The 17th edition of Fashion Cares had another virus to contend with as SARS resulted in many performer cancellations. But the biggest threat came in the gala’s inability to re-invent itself.



This year’s boutique had socks and flip flops at half price and had the feel of a poorly lit trade show typically found at any convention centre. The dining hall for the $350 ticket (for dinner, show and party) is usually a highlight. This year the table centrepieces were made of hideous large blocks of ice – ours crashed down onto our table, crushing the bagged hard cookies given for desert and almost tipping over the cheap plexiglass table. Where were the usual performances, funky dressers and why did the dining- room look like the Chatelaine Women Of Excellence luncheon – tired, stale and conservative?



The show itself somewhat saved the night. This year saw a return to the runway format and featured some ingenious scenes, such as a Valley Of The Dolls production with dozens of go-go dancers.



Chantal Kreviazuk opened the show with a song that was dedicated to former AIDS Committee Of Toronto director Charles Roy. The former Mrs Andrew Lloyd Weber, Sarah Brightman (who was the original Christine from Phantom Of The Opera), just released a new Indian influenced classical-pop opera CD called Harem. From her performance, you can tell the CD clearly smells of Euro cheese and mostly comes off sounding like Hooked On India. Her “live” show – most likely lip-synched – felt like an excerpt from Celine Dion’s new Cirque du Vegas show.



The rest of the performers were made up of local singers just launching their careers. They were all very talented and are certain to become huge, but people didn’t pay $100 to $350 for a live Canadian Idol.



Local hip-hop singer Jully Black, easily a Mary J Blige wannabe, worked the crowd into a frenzy and became one of the show’s highlights. Matt Dusk, an early 1960s Bobby Darrin/Frank Sinatra crooner, with his own swing band also proved his worth. With a record coming out next month, this hot and talented singer fit into the Vegas Casino theme and will strongly appeal to Casino Rama regulars.



Overall the show was very well choreographed thanks again to David Connelly and dozens of trained dancers including Rex Harrington.



The two afterparties were lots of fun. First off there was a funky lounge spinning retro to a packed dancefloor. Secondly, there was a circuit style party produced by Adam Pardy of Boy’s Life fame. DJs Matt C and Hex Hector gave good bass while Widelife’s Simone Denny rocked. Lena Love was electric but a bit disappointing.

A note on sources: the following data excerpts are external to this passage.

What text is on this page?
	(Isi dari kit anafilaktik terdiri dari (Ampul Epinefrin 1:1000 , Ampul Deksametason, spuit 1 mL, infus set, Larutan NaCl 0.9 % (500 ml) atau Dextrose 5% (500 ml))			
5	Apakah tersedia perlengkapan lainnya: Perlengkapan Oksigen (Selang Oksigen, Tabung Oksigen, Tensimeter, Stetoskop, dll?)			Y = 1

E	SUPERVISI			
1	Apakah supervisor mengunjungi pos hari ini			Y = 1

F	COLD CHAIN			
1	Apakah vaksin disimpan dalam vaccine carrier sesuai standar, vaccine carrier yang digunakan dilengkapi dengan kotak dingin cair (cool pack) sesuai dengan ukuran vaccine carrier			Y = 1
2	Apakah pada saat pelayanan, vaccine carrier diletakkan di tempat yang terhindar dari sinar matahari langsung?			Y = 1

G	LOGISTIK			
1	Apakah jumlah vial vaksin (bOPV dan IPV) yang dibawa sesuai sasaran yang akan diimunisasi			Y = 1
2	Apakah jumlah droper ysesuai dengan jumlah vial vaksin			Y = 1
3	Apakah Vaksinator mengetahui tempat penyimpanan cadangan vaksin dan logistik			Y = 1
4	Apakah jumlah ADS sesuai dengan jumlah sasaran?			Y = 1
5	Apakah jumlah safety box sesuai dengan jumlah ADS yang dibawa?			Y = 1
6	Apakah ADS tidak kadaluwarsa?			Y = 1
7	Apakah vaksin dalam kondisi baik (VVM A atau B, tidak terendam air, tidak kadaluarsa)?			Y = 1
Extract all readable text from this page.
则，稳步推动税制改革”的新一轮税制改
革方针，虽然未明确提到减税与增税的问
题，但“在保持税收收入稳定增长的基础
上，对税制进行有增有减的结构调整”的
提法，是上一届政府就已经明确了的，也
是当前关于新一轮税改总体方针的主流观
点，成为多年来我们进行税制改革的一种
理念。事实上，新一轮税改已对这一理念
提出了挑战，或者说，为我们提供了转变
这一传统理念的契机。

The consensus seems to be that there was a lack of energy and creativity; the event felt a little subdued. With a 20 percent drop in revenue over last year, raising $800,000, ACT must completely re-invent Fashion Cares or risk turning next year’s gala into a total flop. NYC’s Broadway Bares seems able to do this. Fashion Cares needs creative and management change in the form of a steering committee shakeup, it needs a smaller venue and the sit-down dinner and boutique needs a rethink.



With its exciting full voltage creative spirit and yearly re-invention, the Power Plant Gallery’s Power Ball – held just two days prior to Fashion Cares – has become the premier A-list event that queers attend in large numbers. In comparison, Fashion Cares’ spotlight is now dim and fading out fast.